This was written by Shahanaz who runs our First Tuesdays group, exclusively for young women. We hope to continue First Tuesdays or a similar group later in the year.
“Working with young women survivors in East London is both a valuable and challenging experience.
Our meetings are called First Tuesdays because they are held on the first Tuesday of each month. My Survivors group is for women aged 16-25 which makes their experience of child sexual abuse still very recent. This can make them a little more vulnerable and sensitive to engage with. They are going through a very complex phase of life and their pattern of thinking can be difficult to understand.
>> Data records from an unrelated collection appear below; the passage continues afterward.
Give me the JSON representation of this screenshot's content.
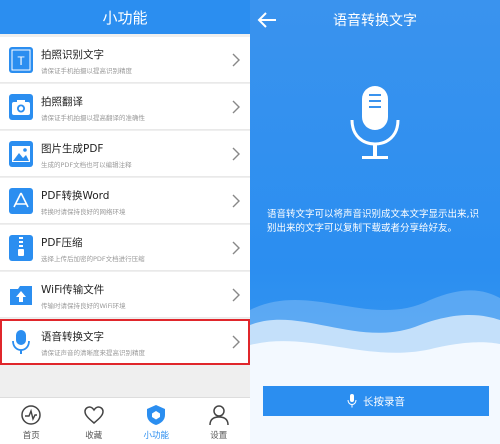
{
  "left": {
    "title": "小功能",
    "items": [
      {
        "title": "拍照识别文字",
        "desc": "请保证手机拍摄以提高识别精度",
        "icon": "text-recognition-icon"
      },
      {
        "title": "拍照翻译",
        "desc": "请保证手机拍摄以提高翻译的准确性",
        "icon": "camera-icon"
      },
      {
        "title": "图片生成PDF",
        "desc": "生成的PDF文档也可以编辑注释",
        "icon": "image-icon"
      },
      {
        "title": "PDF转换Word",
        "desc": "转换时请保持良好的网络环境",
        "icon": "pdf-icon"
      },
      {
        "title": "PDF压缩",
        "desc": "选择上传后加密的PDF文档进行压缩",
        "icon": "zip-icon"
      },
      {
        "title": "WiFi传输文件",
        "desc": "传输时请保持良好的WiFi环境",
        "icon": "folder-upload-icon"
      },
      {
        "title": "语音转换文字",
        "desc": "请保证声音的清晰度来提高识别精度",
        "icon": "microphone-icon"
      }
    ],
    "tabs": [
      {
        "label": "首页",
        "icon": "pulse-icon"
      },
      {
        "label": "收藏",
        "icon": "heart-icon"
      },
      {
        "label": "小功能",
        "icon": "shield-icon"
      },
      {
        "label": "设置",
        "icon": "user-icon"
      }
    ],
    "highlight_color": "#e0262b"
  },
  "right": {
    "title": "语音转换文字",
    "description": "语音转文字可以将声音识别成文本文字显示出来,识别出来的文字可以复制下载或者分享给好友。",
    "button_label": "长按录音",
    "accent": "#2b8ef0"
  }
}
For example, some women from the Asian community are keen to come to one-to-one meetings and are very engaging but, when it comes to group meetings, they don’t want to come at all. Their reasons include cultural shame. Some have worries that somehow the government will be involved and their parents will find out and disown them for joining such a group or sharing their experiences. Others are worried they’ll be looked down upon and be an embarrassment to their family and society. Somehow they still blame themselves whilst knowing they are not the ones who are wrong. This is one of many internal conflicts they share in our one to one meetings. Whilst taking care of their societal expectations they are failing to serve their emotional needs. The married ladies are afraid to tell their husbands as they feel their husbands may judge them negatively. Another reason the younger survivors don’t come to the group, even if they really want to, is that they would need permission to be out beyond college time.
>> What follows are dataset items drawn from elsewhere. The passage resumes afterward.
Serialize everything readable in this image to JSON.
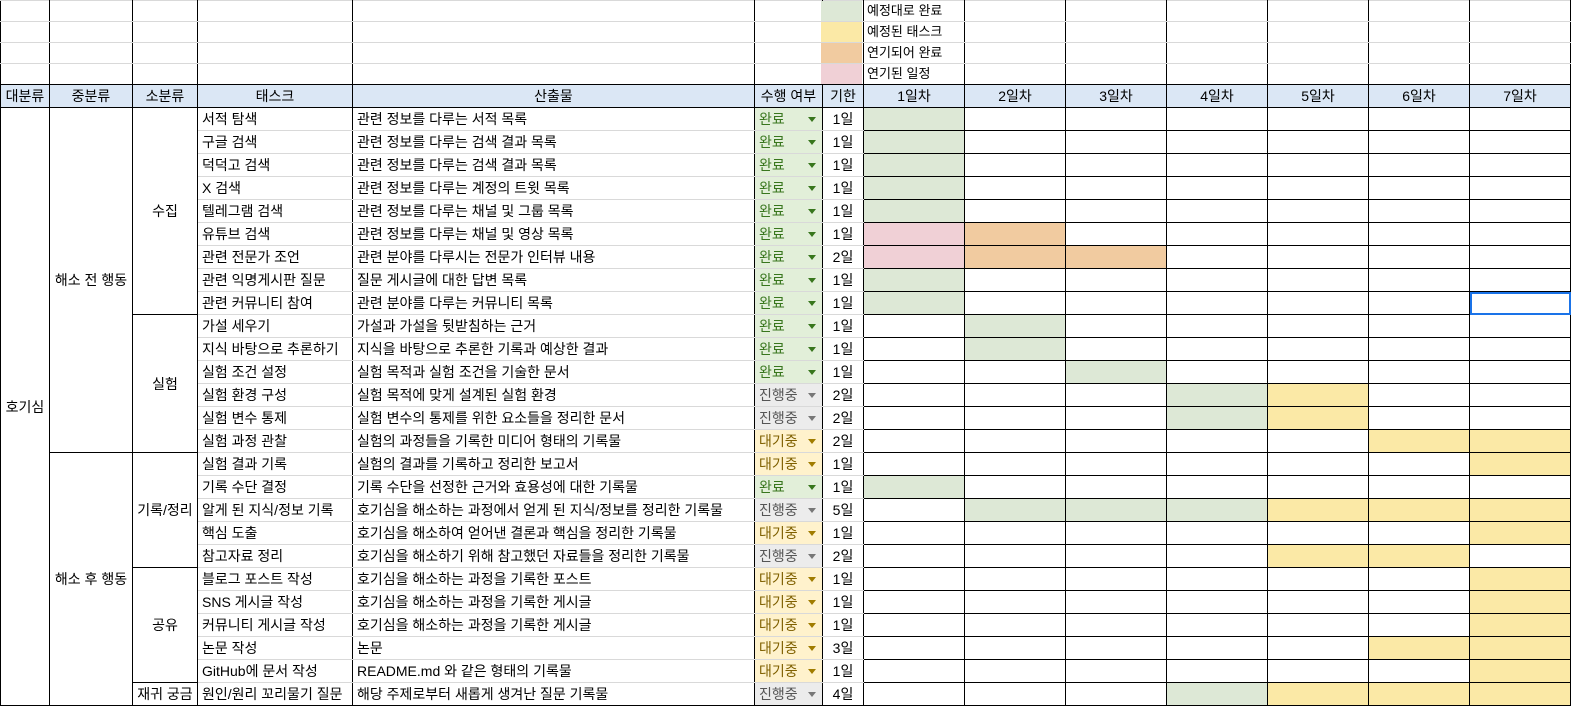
{
  "colors": {
    "header_bg": "#dbe7f5",
    "on_schedule_done": "#dde8d6",
    "scheduled_task": "#fbe9a6",
    "delayed_done": "#f1cba0",
    "delayed_schedule": "#f0d0d6",
    "status_done_bg": "#e2efd9",
    "status_done_text": "#38761d",
    "status_progress_bg": "#ececec",
    "status_progress_text": "#555555",
    "status_waiting_bg": "#fff2cc",
    "status_waiting_text": "#7f6000"
  },
  "legend": [
    {
      "label": "예정대로 완료",
      "color": "#dde8d6"
    },
    {
      "label": "예정된 태스크",
      "color": "#fbe9a6"
    },
    {
      "label": "연기되어 완료",
      "color": "#f1cba0"
    },
    {
      "label": "연기된 일정",
      "color": "#f0d0d6"
    }
  ],
  "headers": [
    "대분류",
    "중분류",
    "소분류",
    "태스크",
    "산출물",
    "수행 여부",
    "기한",
    "1일차",
    "2일차",
    "3일차",
    "4일차",
    "5일차",
    "6일차",
    "7일차"
  ],
  "major": "호기심",
  "mid_groups": [
    "해소 전 행동",
    "해소 후 행동"
  ],
  "sub_groups": [
    "수집",
    "실험",
    "기록/정리",
    "공유",
    "재귀 궁금"
  ],
  "rows": [
    {
      "task": "서적 탐색",
      "output": "관련 정보를 다루는 서적 목록",
      "status": "완료",
      "deadline": "1일",
      "days": [
        "G",
        "",
        "",
        "",
        "",
        "",
        ""
      ]
    },
    {
      "task": "구글 검색",
      "output": "관련 정보를 다루는 검색 결과 목록",
      "status": "완료",
      "deadline": "1일",
      "days": [
        "G",
        "",
        "",
        "",
        "",
        "",
        ""
      ]
    },
    {
      "task": "덕덕고 검색",
      "output": "관련 정보를 다루는 검색 결과 목록",
      "status": "완료",
      "deadline": "1일",
      "days": [
        "G",
        "",
        "",
        "",
        "",
        "",
        ""
      ]
    },
    {
      "task": "X 검색",
      "output": "관련 정보를 다루는 계정의 트윗 목록",
      "status": "완료",
      "deadline": "1일",
      "days": [
        "G",
        "",
        "",
        "",
        "",
        "",
        ""
      ]
    },
    {
      "task": "텔레그램 검색",
      "output": "관련 정보를 다루는 채널 및 그룹 목록",
      "status": "완료",
      "deadline": "1일",
      "days": [
        "G",
        "",
        "",
        "",
        "",
        "",
        ""
      ]
    },
    {
      "task": "유튜브 검색",
      "output": "관련 정보를 다루는 채널 및 영상 목록",
      "status": "완료",
      "deadline": "1일",
      "days": [
        "P",
        "O",
        "",
        "",
        "",
        "",
        ""
      ]
    },
    {
      "task": "관련 전문가 조언",
      "output": "관련 분야를 다루시는 전문가 인터뷰 내용",
      "status": "완료",
      "deadline": "2일",
      "days": [
        "P",
        "O",
        "O",
        "",
        "",
        "",
        ""
      ]
    },
    {
      "task": "관련 익명게시판 질문",
      "output": "질문 게시글에 대한 답변 목록",
      "status": "완료",
      "deadline": "1일",
      "days": [
        "G",
        "",
        "",
        "",
        "",
        "",
        ""
      ]
    },
    {
      "task": "관련 커뮤니티 참여",
      "output": "관련 분야를 다루는 커뮤니티 목록",
      "status": "완료",
      "deadline": "1일",
      "days": [
        "G",
        "",
        "",
        "",
        "",
        "",
        ""
      ]
    },
    {
      "task": "가설 세우기",
      "output": "가설과 가설을 뒷받침하는 근거",
      "status": "완료",
      "deadline": "1일",
      "days": [
        "",
        "G",
        "",
        "",
        "",
        "",
        ""
      ]
    },
    {
      "task": "지식 바탕으로 추론하기",
      "output": "지식을 바탕으로 추론한 기록과 예상한 결과",
      "status": "완료",
      "deadline": "1일",
      "days": [
        "",
        "G",
        "",
        "",
        "",
        "",
        ""
      ]
    },
    {
      "task": "실험 조건 설정",
      "output": "실험 목적과 실험 조건을 기술한 문서",
      "status": "완료",
      "deadline": "1일",
      "days": [
        "",
        "",
        "G",
        "",
        "",
        "",
        ""
      ]
    },
    {
      "task": "실험 환경 구성",
      "output": "실험 목적에 맞게 설계된 실험 환경",
      "status": "진행중",
      "deadline": "2일",
      "days": [
        "",
        "",
        "",
        "G",
        "Y",
        "",
        ""
      ]
    },
    {
      "task": "실험 변수 통제",
      "output": "실험 변수의 통제를 위한 요소들을 정리한 문서",
      "status": "진행중",
      "deadline": "2일",
      "days": [
        "",
        "",
        "",
        "G",
        "Y",
        "",
        ""
      ]
    },
    {
      "task": "실험 과정 관찰",
      "output": "실험의 과정들을 기록한 미디어 형태의 기록물",
      "status": "대기중",
      "deadline": "2일",
      "days": [
        "",
        "",
        "",
        "",
        "",
        "Y",
        "Y"
      ]
    },
    {
      "task": "실험 결과 기록",
      "output": "실험의 결과를 기록하고 정리한 보고서",
      "status": "대기중",
      "deadline": "1일",
      "days": [
        "",
        "",
        "",
        "",
        "",
        "",
        "Y"
      ]
    },
    {
      "task": "기록 수단 결정",
      "output": "기록 수단을 선정한 근거와 효용성에 대한 기록물",
      "status": "완료",
      "deadline": "1일",
      "days": [
        "G",
        "",
        "",
        "",
        "",
        "",
        ""
      ]
    },
    {
      "task": "알게 된 지식/정보 기록",
      "output": "호기심을 해소하는 과정에서 얻게 된 지식/정보를 정리한 기록물",
      "status": "진행중",
      "deadline": "5일",
      "days": [
        "",
        "G",
        "G",
        "G",
        "Y",
        "Y",
        "Y"
      ]
    },
    {
      "task": "핵심 도출",
      "output": "호기심을 해소하여 얻어낸 결론과 핵심을 정리한 기록물",
      "status": "대기중",
      "deadline": "1일",
      "days": [
        "",
        "",
        "",
        "",
        "",
        "",
        "Y"
      ]
    },
    {
      "task": "참고자료 정리",
      "output": "호기심을 해소하기 위해 참고했던 자료들을 정리한 기록물",
      "status": "진행중",
      "deadline": "2일",
      "days": [
        "",
        "",
        "",
        "",
        "Y",
        "Y",
        ""
      ]
    },
    {
      "task": "블로그 포스트 작성",
      "output": "호기심을 해소하는 과정을 기록한 포스트",
      "status": "대기중",
      "deadline": "1일",
      "days": [
        "",
        "",
        "",
        "",
        "",
        "",
        "Y"
      ]
    },
    {
      "task": "SNS 게시글 작성",
      "output": "호기심을 해소하는 과정을 기록한 게시글",
      "status": "대기중",
      "deadline": "1일",
      "days": [
        "",
        "",
        "",
        "",
        "",
        "",
        "Y"
      ]
    },
    {
      "task": "커뮤니티 게시글 작성",
      "output": "호기심을 해소하는 과정을 기록한 게시글",
      "status": "대기중",
      "deadline": "1일",
      "days": [
        "",
        "",
        "",
        "",
        "",
        "",
        "Y"
      ]
    },
    {
      "task": "논문 작성",
      "output": "논문",
      "status": "대기중",
      "deadline": "3일",
      "days": [
        "",
        "",
        "",
        "",
        "",
        "Y",
        "Y"
      ]
    },
    {
      "task": "GitHub에 문서 작성",
      "output": "README.md 와 같은 형태의 기록물",
      "status": "대기중",
      "deadline": "1일",
      "days": [
        "",
        "",
        "",
        "",
        "",
        "",
        "Y"
      ]
    },
    {
      "task": "원인/원리 꼬리물기 질문",
      "output": "해당 주제로부터 새롭게 생겨난 질문 기록물",
      "status": "진행중",
      "deadline": "4일",
      "days": [
        "",
        "",
        "",
        "G",
        "Y",
        "Y",
        "Y"
      ]
    }
  ]
}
Survivors from other cultures have struggles too which make them reluctant to come forward to the group. One has mentioned that her childhood experience was so very traumatising she doesn’t want to be in an environment which reminds her of it. Teen years are stressful enough so I understand why they might want to deny or disassociate themselves from the rather harsh reality of acknowledging their child sexual abuse. However, acknowledging it is part of the healing journey.
Our group is a gentle way to help move forwards. It’s not counselling or the place to discuss what has happened. It’s a social group (for young women aged 16-25) that focuses on trying new activities and learning new skills with other women who understand.
I’d like to help more young women help each other but they have to join in.”